Best Beef Rump Roast Recipe:
- 1.3 to 1.6 kg of Boneless Rump Roast
- 1 tablespoon extra virgin olive oil
- 8-10 slivers of garlic (3 to 4 cloves, sliced in half or into thirds)
- Salt and pepper
For the sauce:
- Red wine, water, and or beef stock
- Salt the roast and let sit at room temp
2. Preheat your oven to (190°C).
3. Use a sharp knife to make small incisions in the roast. Gently place slithers of garlic into the incesions.
4. Rub olive oil all over the roast. Sprinkle with salt and pepper.

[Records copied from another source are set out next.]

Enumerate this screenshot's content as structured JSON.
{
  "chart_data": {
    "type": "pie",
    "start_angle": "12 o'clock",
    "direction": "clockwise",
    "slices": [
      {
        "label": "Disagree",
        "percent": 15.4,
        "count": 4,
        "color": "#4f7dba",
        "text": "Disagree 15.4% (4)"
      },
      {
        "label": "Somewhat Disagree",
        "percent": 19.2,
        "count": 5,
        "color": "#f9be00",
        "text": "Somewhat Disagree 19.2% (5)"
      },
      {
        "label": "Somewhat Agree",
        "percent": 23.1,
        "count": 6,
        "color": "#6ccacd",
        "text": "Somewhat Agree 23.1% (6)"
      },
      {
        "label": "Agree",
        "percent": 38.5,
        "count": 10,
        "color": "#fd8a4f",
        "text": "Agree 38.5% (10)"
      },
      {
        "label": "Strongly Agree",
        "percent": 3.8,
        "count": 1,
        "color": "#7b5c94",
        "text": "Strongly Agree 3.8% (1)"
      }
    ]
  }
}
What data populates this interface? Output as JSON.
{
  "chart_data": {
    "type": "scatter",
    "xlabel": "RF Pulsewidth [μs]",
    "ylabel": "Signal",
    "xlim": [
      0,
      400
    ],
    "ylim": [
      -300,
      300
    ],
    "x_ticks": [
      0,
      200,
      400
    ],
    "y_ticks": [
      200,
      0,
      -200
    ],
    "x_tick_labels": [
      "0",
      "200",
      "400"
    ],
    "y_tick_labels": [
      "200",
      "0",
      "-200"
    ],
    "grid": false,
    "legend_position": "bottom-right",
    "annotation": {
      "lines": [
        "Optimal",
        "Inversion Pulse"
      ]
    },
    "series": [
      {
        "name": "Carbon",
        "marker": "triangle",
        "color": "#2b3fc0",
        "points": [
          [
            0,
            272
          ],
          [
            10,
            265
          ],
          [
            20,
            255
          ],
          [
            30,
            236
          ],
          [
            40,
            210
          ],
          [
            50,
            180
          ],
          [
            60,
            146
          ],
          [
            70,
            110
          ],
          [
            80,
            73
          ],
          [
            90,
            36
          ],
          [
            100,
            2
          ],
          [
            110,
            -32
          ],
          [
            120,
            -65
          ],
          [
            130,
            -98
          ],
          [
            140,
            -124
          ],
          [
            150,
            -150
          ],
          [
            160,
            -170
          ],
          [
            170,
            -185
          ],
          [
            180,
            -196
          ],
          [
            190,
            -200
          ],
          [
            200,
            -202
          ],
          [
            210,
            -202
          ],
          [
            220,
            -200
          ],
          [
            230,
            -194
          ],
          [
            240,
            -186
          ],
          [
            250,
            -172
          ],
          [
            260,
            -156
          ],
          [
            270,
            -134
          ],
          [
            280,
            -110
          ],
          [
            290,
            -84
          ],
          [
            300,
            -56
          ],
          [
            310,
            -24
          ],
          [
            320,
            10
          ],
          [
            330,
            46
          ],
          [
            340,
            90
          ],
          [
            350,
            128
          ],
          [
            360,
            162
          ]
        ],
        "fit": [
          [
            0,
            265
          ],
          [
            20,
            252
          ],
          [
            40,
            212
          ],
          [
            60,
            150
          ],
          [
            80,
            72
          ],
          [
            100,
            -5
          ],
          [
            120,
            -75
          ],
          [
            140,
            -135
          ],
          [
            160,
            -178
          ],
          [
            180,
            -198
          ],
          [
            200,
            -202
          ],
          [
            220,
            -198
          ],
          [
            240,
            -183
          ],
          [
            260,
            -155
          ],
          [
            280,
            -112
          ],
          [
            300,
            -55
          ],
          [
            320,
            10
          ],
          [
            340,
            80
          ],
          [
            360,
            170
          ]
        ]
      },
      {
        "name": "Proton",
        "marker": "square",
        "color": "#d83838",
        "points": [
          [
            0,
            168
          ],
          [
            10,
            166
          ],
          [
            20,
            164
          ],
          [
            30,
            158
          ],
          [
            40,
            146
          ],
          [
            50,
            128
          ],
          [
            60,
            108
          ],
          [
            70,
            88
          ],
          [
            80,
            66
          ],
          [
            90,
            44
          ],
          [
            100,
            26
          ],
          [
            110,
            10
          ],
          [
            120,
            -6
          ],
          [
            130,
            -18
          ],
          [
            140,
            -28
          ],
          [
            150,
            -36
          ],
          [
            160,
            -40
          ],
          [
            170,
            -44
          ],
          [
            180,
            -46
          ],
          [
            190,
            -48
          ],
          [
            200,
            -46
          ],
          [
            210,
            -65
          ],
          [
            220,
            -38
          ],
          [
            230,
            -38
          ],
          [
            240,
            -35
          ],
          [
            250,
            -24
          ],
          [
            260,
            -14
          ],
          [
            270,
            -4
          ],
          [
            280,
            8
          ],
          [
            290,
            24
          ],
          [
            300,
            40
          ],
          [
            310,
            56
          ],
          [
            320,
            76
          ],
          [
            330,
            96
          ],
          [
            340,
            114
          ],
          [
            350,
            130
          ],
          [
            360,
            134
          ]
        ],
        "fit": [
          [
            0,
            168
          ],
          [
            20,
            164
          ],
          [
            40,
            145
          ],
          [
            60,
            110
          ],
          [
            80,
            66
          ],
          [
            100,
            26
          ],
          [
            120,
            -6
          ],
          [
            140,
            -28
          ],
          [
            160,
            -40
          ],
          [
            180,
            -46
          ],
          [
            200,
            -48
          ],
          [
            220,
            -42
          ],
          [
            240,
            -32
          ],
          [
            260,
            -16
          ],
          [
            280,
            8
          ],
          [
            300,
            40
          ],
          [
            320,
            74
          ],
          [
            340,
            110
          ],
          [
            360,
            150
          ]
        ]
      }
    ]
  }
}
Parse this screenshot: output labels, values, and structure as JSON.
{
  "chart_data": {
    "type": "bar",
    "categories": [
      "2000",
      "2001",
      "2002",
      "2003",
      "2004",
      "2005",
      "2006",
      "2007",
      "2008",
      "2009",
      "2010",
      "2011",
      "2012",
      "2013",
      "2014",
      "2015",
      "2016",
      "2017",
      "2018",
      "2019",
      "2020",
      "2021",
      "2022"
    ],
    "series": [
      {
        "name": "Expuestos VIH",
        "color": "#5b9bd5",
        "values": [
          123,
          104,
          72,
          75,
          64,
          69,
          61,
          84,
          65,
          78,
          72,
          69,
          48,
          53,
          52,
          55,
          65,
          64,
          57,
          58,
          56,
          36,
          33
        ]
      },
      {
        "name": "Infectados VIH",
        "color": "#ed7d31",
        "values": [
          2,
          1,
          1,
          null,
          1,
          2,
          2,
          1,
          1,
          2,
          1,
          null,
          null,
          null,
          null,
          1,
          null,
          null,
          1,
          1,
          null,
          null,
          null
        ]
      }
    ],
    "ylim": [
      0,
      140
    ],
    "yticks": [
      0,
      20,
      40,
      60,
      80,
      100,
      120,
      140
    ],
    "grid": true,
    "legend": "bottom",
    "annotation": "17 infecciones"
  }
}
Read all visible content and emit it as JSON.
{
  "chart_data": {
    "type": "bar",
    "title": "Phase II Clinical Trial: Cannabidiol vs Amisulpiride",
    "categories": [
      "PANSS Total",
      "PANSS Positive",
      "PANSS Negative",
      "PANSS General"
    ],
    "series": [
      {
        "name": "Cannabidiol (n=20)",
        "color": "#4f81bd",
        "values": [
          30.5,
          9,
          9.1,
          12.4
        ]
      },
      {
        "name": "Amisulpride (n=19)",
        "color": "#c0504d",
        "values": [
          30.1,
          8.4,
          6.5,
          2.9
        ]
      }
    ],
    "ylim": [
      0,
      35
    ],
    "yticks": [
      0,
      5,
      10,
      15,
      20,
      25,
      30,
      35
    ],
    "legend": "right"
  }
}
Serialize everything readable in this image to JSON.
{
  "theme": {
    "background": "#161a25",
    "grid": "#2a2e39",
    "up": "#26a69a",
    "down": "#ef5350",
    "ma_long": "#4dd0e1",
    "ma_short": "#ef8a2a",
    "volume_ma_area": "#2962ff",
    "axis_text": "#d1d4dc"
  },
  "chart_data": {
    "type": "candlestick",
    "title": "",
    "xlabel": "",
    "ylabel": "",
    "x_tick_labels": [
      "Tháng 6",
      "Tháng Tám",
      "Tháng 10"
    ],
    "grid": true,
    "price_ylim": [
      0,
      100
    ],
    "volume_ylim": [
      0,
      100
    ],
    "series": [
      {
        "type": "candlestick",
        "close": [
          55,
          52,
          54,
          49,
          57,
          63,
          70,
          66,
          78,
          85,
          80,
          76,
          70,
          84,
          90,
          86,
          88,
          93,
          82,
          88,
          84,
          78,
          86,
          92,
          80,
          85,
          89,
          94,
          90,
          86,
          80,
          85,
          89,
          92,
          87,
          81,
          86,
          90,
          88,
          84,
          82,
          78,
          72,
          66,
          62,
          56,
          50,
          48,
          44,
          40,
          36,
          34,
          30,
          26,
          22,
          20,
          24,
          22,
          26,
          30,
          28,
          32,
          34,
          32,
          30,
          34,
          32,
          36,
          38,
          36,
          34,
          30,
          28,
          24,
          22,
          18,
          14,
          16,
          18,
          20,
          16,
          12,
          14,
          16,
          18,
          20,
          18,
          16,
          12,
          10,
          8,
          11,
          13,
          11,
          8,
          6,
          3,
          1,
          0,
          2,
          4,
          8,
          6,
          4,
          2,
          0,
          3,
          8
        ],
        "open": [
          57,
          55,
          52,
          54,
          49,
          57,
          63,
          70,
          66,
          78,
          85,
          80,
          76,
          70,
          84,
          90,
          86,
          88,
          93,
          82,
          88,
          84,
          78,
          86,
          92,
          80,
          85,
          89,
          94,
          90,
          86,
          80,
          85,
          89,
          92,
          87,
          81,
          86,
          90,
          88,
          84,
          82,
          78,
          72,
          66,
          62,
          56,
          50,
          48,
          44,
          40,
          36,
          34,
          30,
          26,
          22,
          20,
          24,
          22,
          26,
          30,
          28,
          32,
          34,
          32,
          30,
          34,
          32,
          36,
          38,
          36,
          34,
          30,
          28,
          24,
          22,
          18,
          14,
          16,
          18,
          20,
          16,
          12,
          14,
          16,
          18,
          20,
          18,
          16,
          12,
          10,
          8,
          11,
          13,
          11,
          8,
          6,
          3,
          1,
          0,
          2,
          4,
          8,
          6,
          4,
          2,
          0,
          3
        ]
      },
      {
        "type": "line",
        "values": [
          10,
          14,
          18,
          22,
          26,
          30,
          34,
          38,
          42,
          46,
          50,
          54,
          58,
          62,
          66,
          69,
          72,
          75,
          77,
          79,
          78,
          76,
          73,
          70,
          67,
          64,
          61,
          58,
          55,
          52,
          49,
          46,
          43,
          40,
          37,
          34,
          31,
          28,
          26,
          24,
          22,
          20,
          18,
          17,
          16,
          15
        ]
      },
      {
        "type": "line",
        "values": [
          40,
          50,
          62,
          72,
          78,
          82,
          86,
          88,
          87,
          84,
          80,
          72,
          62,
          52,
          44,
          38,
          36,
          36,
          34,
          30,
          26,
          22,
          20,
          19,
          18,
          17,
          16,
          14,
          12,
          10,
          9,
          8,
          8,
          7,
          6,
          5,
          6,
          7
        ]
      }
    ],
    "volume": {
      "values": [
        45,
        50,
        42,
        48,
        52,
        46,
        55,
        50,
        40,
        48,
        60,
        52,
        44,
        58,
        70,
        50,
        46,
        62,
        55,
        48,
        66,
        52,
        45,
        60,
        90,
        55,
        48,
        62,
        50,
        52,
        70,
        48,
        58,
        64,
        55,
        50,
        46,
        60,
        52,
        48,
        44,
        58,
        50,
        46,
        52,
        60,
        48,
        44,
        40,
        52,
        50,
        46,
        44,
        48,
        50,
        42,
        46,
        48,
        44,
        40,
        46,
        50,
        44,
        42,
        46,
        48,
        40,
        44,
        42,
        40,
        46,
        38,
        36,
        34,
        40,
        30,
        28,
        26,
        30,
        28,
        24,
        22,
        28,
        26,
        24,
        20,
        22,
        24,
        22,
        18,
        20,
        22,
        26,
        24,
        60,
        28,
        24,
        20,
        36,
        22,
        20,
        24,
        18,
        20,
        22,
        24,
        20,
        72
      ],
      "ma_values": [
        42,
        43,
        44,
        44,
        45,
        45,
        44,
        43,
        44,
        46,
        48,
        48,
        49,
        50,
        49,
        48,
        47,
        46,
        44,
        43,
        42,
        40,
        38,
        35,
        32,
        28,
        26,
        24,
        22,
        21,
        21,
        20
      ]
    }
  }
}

5. Place roast on rack, fat side up, with pan to catch drippings below. Additionally, make sure to place the roast fat-side up. As a result, the fat melts and bathes the entire roast in flavor.
.6. Cook the roast initially at 190°C for half an hour, to brown it. Then lower the heat to 107°C The roast should take somewhere from 1 1/2 to 2 1/2 hours additionally to cook.
7. When juices start to drip from the roast, and it is browned on the outside, check the roast’s internal temperature with a meat thermometer. Remove the roast from the oven when the internal temperature of the roast is 57°C to 60°C.
8. Let it rest for 20 to 30 minutes before cutting.
To make the sauce:
Remove the dripping pan from the oven and place on the stove top at medium heat. Add some water, red wine, or beef stock to the drippings to deglaze (loosen the drippings from the pan). Dissolve a tablespoon of cornstarch in a little water and add to the drip pan. Stir quickly while the sauce thickens to avoid lumping.
You can add a little butter if there is not a lot of fat in the drippings. Add salt and pepper to taste. Mom adds some fresh thyme too if she has some.